1. – Les premiers hommes et la violence originelle (approche anthropologique)
La rencontre avec l’étranger a dû d’abord être vécue comme une intrusion (agressivité, haine) entraînant une réaction d’exclusion sociale (xénophobie, racisme).
Jean-Jacques Rousseau : « Dans les premiers temps, les hommes épars sur la surface de la terre n'avaient de société que celle de la famille, de lois que celles de la nature, de langues que le geste et quelques sons inarticulés. Ils n'étaient liés par aucune idée d'une fraternité commune, et n'ayant aucun arbitre que la force, ils se croyaient ennemis les uns des autres. C'étaient leur faiblesse et leur ignorance qui leur donnaient cette opinion. Ne connaissant rien, ils craignaient tout, ils attaquaient pour se défendre. Un homme abandonné seul sur la face de la terre à la merci du genre humain devait être un animal féroce. Il était prêt à faire aux autres tout le mal qu'il craignait d'eux. La crainte et la faiblesse sont les sources de la cruauté. » (Discours sur l’origine des inégalités)

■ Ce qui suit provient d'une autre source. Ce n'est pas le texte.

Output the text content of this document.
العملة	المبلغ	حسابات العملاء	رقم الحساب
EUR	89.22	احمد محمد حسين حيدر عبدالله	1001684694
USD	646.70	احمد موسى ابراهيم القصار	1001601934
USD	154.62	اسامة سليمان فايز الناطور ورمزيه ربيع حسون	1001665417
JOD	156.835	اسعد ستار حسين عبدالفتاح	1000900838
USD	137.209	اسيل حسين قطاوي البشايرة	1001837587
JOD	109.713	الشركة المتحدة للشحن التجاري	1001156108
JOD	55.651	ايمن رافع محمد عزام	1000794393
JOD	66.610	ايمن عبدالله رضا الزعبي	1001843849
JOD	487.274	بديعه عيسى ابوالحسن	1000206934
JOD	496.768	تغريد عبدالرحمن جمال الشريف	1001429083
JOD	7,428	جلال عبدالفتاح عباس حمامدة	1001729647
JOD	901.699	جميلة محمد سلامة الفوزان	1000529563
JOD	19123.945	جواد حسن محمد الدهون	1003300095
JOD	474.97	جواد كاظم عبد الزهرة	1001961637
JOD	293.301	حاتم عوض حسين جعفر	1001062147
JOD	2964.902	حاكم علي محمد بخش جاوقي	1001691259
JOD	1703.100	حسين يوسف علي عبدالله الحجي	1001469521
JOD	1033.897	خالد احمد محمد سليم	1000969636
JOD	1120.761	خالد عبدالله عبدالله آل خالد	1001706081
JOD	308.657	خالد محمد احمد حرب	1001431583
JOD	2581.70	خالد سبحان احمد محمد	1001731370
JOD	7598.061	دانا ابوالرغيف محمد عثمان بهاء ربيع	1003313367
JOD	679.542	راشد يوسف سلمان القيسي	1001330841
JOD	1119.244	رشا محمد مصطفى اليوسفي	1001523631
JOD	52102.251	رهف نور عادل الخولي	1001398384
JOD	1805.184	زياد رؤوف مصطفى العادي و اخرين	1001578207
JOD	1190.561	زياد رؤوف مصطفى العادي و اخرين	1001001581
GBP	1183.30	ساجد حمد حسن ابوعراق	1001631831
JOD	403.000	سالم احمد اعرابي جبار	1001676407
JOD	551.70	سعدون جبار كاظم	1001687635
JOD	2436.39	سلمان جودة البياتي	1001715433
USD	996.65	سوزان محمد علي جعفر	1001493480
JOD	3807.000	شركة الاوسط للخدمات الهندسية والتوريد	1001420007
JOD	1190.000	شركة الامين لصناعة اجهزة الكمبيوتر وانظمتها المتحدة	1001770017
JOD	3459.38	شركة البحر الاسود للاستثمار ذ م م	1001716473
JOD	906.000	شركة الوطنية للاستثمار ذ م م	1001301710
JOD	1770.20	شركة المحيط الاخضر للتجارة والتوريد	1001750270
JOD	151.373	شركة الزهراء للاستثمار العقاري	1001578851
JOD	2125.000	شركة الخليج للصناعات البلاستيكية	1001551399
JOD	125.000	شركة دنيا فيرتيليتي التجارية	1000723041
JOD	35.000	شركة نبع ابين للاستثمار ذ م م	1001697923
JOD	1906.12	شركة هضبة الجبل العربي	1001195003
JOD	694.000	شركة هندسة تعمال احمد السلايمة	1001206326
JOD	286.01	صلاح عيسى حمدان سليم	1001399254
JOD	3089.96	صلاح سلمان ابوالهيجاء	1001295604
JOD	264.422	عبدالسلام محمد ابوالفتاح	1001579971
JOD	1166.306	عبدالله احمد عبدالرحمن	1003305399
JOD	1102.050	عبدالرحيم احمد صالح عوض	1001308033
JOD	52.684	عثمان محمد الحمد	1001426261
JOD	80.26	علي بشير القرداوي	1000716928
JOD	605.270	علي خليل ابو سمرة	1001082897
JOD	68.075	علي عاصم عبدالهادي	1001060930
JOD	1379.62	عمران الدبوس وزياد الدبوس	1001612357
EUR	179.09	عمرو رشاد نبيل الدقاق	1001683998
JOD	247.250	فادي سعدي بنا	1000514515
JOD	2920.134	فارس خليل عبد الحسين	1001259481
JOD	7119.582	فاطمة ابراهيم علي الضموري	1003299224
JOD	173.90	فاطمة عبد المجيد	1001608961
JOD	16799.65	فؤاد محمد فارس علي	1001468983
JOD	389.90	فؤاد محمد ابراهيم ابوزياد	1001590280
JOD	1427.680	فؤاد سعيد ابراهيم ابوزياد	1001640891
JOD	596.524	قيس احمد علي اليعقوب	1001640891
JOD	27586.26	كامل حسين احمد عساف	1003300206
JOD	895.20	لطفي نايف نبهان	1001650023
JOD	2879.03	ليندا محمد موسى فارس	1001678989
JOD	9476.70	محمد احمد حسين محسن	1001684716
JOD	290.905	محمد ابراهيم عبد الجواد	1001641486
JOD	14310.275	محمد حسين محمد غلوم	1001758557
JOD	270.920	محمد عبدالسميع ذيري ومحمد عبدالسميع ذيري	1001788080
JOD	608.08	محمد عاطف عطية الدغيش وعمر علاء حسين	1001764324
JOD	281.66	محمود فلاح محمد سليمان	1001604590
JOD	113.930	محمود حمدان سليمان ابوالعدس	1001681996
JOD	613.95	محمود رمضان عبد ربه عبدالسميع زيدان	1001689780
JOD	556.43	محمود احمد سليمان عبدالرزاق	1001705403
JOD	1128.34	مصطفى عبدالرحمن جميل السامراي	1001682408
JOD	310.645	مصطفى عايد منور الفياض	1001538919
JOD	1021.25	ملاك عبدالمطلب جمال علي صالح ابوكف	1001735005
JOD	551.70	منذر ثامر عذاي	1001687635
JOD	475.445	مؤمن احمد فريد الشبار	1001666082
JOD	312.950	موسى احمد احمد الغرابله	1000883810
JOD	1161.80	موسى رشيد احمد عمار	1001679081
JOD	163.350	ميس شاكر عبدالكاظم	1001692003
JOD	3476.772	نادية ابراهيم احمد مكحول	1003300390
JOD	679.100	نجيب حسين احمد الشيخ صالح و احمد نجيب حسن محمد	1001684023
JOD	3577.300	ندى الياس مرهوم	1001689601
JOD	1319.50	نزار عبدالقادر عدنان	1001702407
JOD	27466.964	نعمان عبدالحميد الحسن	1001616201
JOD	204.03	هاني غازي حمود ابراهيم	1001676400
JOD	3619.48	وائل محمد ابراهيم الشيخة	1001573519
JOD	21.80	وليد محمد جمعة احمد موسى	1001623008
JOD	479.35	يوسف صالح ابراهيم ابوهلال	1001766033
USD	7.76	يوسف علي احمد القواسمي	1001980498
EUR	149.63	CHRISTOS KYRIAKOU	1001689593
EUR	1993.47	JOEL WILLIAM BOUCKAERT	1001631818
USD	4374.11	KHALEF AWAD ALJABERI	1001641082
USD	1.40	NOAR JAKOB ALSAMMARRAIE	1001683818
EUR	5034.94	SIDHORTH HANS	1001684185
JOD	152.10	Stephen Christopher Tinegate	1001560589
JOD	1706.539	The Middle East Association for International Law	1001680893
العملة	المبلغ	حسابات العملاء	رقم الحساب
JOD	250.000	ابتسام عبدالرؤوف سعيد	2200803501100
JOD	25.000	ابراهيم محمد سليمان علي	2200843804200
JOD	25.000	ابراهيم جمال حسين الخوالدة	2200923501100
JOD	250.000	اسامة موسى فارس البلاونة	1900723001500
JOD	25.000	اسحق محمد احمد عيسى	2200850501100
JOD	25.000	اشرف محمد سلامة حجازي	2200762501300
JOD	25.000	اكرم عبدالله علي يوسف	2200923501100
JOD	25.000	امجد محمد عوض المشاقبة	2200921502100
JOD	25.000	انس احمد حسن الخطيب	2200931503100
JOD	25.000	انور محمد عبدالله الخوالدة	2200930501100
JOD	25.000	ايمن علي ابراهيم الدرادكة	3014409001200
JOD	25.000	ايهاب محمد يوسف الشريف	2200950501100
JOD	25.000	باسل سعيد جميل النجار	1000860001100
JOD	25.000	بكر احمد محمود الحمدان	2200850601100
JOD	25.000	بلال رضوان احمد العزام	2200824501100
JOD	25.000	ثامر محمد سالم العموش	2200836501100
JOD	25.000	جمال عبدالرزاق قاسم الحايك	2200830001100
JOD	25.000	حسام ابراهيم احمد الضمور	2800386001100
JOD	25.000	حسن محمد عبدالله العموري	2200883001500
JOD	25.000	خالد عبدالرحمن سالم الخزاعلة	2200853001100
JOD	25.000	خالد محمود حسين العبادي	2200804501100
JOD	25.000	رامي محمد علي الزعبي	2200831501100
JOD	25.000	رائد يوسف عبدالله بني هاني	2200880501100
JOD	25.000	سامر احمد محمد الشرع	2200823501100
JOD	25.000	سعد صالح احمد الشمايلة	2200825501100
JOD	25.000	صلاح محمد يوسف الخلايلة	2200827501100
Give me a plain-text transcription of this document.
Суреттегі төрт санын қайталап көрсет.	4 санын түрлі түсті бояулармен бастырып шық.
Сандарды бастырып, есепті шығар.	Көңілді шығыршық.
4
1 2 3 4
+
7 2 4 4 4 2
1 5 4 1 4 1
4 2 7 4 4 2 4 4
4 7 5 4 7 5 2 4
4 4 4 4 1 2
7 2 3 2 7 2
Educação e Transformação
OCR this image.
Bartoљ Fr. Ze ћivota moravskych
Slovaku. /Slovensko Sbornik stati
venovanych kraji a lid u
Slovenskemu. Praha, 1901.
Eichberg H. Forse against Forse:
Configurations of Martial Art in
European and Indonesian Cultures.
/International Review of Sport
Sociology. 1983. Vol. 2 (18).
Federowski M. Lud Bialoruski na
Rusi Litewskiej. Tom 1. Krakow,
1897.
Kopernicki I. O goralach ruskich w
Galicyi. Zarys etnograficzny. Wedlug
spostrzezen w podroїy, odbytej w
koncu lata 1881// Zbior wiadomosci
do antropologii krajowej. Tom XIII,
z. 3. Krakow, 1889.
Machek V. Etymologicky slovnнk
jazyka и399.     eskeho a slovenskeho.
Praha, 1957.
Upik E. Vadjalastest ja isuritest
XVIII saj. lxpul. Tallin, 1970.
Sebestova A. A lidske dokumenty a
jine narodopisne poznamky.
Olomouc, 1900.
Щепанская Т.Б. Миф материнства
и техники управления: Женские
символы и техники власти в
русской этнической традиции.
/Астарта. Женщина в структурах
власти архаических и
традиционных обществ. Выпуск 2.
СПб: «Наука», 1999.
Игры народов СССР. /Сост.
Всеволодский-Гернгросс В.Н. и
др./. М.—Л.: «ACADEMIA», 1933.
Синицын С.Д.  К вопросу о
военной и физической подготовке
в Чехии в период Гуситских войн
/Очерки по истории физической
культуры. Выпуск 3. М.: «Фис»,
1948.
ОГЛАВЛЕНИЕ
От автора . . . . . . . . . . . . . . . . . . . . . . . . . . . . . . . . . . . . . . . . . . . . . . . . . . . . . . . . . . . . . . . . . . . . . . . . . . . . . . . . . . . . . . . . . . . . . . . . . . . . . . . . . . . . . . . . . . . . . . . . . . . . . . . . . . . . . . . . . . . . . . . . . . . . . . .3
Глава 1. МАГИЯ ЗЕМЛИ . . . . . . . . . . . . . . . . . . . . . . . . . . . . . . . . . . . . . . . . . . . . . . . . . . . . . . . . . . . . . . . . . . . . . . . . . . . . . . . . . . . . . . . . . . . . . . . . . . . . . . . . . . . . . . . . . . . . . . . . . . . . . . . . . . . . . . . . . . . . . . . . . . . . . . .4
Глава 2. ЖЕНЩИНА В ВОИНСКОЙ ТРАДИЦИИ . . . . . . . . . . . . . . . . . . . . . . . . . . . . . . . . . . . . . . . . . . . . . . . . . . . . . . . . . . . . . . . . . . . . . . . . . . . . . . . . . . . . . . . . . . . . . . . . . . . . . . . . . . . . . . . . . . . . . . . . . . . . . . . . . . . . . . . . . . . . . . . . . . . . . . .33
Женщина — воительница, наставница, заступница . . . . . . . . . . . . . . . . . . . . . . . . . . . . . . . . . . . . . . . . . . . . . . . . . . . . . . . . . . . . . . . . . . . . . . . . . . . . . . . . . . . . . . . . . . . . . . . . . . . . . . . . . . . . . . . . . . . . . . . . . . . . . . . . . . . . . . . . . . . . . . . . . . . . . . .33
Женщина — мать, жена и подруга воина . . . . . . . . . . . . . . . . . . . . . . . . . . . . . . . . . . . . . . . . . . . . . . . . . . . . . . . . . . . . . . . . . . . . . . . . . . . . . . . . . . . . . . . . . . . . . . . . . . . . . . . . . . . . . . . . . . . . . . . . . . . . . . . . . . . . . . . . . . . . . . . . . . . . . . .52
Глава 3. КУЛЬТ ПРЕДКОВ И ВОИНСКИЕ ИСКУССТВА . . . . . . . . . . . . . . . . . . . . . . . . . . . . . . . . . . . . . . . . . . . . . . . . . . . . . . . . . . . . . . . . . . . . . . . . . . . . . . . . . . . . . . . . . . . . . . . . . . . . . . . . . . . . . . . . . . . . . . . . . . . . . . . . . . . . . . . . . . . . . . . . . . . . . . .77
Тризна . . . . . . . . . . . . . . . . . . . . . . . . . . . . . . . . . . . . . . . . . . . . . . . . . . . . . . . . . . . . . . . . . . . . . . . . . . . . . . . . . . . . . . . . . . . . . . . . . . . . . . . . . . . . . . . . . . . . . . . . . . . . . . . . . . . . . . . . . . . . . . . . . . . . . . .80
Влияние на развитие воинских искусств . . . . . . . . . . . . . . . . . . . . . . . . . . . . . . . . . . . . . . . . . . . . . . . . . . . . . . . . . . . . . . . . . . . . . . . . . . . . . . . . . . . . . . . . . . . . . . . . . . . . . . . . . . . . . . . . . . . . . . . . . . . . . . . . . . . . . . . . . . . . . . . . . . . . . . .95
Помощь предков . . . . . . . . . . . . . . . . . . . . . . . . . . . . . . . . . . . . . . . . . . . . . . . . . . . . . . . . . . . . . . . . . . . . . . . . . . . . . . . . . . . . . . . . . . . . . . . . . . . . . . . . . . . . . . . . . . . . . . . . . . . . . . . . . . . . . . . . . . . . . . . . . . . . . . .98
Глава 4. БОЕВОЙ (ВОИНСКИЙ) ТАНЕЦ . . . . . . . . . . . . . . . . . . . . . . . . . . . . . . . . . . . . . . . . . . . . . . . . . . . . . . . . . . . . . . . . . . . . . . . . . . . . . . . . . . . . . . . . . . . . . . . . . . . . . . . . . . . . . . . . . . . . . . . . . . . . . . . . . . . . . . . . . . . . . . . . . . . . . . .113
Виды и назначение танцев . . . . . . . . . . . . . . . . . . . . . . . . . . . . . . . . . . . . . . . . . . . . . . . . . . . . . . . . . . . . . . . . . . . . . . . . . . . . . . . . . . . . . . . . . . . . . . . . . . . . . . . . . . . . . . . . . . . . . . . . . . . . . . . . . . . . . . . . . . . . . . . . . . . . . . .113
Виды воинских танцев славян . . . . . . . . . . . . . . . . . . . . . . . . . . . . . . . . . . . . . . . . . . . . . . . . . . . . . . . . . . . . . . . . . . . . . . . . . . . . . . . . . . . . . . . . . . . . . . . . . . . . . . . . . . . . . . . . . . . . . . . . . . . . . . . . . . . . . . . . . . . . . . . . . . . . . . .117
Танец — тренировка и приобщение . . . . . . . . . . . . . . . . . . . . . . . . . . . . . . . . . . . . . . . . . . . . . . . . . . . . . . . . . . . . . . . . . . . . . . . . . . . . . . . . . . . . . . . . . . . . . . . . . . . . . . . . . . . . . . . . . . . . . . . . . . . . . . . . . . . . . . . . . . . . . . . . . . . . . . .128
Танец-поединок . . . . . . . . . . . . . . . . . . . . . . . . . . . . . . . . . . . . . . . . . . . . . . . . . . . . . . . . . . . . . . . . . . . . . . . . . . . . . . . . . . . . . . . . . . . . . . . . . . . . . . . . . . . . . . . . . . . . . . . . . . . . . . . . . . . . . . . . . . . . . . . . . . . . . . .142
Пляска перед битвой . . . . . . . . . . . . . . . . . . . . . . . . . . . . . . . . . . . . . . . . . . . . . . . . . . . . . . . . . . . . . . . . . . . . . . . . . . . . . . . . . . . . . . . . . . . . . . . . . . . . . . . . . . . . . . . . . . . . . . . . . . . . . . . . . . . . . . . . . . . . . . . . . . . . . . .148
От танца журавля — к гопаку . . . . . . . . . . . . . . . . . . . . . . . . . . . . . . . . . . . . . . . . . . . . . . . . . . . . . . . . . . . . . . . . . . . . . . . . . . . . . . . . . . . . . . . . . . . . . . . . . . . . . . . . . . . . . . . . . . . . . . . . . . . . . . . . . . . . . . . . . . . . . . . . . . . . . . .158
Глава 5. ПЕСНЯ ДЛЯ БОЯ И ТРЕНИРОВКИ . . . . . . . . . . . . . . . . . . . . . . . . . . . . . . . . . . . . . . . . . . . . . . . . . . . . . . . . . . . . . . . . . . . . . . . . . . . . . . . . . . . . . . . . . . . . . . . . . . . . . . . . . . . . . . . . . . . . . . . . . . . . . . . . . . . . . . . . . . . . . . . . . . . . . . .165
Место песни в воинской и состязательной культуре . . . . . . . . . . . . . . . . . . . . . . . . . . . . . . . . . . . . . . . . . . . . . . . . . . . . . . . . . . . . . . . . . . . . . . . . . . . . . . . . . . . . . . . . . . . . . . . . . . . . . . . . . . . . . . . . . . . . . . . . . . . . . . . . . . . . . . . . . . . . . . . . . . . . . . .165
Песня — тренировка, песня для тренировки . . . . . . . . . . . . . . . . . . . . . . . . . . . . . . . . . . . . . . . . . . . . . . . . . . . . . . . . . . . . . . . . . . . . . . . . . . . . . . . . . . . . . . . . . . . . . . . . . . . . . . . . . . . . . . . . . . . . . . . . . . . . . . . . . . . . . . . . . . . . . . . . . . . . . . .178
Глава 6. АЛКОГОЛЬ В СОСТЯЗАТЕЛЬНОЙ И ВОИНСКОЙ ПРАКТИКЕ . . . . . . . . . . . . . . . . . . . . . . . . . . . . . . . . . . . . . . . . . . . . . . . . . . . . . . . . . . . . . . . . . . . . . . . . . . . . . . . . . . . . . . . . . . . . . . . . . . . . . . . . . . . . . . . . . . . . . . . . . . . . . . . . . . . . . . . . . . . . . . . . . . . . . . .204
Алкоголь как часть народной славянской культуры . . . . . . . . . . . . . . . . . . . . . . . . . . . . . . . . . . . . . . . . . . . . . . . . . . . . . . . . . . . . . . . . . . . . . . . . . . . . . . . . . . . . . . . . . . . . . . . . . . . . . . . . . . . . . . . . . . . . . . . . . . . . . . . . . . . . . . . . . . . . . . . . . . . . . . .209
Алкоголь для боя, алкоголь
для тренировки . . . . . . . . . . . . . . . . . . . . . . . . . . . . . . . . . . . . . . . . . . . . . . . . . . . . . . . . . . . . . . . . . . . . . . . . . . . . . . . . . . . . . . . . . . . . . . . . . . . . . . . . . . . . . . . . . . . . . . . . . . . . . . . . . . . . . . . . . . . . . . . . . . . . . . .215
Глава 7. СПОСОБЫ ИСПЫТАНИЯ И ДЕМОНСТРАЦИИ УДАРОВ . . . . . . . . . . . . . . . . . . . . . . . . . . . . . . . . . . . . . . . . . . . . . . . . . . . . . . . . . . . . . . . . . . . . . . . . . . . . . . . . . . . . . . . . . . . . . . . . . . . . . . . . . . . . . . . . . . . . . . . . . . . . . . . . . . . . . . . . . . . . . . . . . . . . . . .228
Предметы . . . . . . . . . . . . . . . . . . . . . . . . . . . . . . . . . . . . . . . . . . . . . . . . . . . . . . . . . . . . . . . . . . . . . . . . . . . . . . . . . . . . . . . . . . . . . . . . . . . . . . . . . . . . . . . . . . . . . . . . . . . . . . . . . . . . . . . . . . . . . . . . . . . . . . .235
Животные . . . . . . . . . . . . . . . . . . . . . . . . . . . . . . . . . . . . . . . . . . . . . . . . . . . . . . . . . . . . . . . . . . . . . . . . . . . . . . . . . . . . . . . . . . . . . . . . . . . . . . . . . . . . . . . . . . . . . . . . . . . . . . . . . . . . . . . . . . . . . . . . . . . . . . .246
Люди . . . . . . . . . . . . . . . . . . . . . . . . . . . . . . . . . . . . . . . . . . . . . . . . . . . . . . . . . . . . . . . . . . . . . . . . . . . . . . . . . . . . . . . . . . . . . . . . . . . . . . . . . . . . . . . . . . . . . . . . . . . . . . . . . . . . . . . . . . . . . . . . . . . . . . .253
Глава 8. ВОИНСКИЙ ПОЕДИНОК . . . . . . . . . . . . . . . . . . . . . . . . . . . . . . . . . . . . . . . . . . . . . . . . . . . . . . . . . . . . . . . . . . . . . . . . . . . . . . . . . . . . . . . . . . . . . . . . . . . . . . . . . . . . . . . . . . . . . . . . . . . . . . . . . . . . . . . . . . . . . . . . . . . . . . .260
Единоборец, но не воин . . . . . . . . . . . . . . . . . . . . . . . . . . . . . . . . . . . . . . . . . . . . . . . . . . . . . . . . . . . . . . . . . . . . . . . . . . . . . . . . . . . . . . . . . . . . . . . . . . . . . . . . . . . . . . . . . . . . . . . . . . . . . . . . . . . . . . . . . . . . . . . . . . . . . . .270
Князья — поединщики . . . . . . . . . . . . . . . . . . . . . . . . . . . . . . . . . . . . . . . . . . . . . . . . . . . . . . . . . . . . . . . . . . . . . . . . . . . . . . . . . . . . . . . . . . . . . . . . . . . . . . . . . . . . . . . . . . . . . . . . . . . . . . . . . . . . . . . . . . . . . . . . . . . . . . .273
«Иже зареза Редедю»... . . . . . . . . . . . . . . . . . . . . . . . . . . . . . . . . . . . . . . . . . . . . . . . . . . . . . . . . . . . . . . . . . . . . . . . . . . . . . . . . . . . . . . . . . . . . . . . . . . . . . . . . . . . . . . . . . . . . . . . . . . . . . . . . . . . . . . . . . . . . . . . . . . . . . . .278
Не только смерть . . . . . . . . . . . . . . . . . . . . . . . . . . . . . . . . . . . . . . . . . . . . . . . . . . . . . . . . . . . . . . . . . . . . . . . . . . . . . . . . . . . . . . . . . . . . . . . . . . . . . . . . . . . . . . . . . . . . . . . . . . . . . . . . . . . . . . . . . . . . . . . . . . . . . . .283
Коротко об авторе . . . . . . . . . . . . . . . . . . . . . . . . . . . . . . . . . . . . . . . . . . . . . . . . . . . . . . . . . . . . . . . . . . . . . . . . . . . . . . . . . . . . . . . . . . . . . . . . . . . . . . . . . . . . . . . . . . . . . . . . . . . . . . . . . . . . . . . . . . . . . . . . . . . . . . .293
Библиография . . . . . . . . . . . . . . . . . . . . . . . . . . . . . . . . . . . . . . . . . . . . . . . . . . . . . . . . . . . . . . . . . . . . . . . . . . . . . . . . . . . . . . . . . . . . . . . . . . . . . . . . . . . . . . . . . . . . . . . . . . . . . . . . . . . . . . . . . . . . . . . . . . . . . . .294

- L’objectif de Rousseau n’est pas de montrer que les premiers hommes étaient mauvais par nature. Au contraire de Hobbes (« l’homme est un loup pour l’homme »). Plutôt les hommes ont des réactions violentes parce qu’ils ont peur ; ils ont peur parce qu’ils sont ignorants ; ils ignorent qu’ils se ressemblent. L'absence de sentiment social chez l'homme primitif, selon Rousseau, provient donc de son ignorance de l'autre. Mais surtout il a tendance à s'identifier, imaginairement, à l'autre : puisque l'autre pourrait l'agresser, lui faire du mal, alors il se prépare à lui subir la même terreur… L'imagination et l’illusion (« ils se croyaient ennemis ») règnent là où la raison et où la connaissance font défaut. Un second usage de l'imagination devrait lui permettre, en revanche, de s'identifier à l'autre pour le connaître et ainsi compatir à ses souffrances.
- L’homme primitif habite dans les limites d’un cercle familial ou tribal. Dans ces mondes clos qu'étaient probablement les tribus primitives, toute rencontre et toute relation avec un autre “autre”, c'est-à-dire un étranger, ne pouvait qu'être conflictuelle. L'étranger ne pouvait apparaître que comme un intrus.
Dans les faits, ce monde humain primitif est un monde violent. La violence est certes contenue à l'intérieur du premier cercle, puisqu'il y a un chef, qui à la fois exerce et régule cette violence. Mais elle se déchaîne dans les relations avec l'extérieur. L'étranger, membre d'une autre tribu, n'est pas immédiatement perçu comme un être humain (on sait que de nombreux noms de tribus signifient en même temps l'"humanité"). C'est pourquoi, dans les sociétés tribales le pire des châtiments n'est pas la mort mais le bannissement : cela privait un être humain, non seulement de toute appartenance sociale, mais encore cela le privait de son humanité (cf. le célèbre personnage de BD "Rahan", exilé civilisateur et généreux, mais sempiternellement rejeté).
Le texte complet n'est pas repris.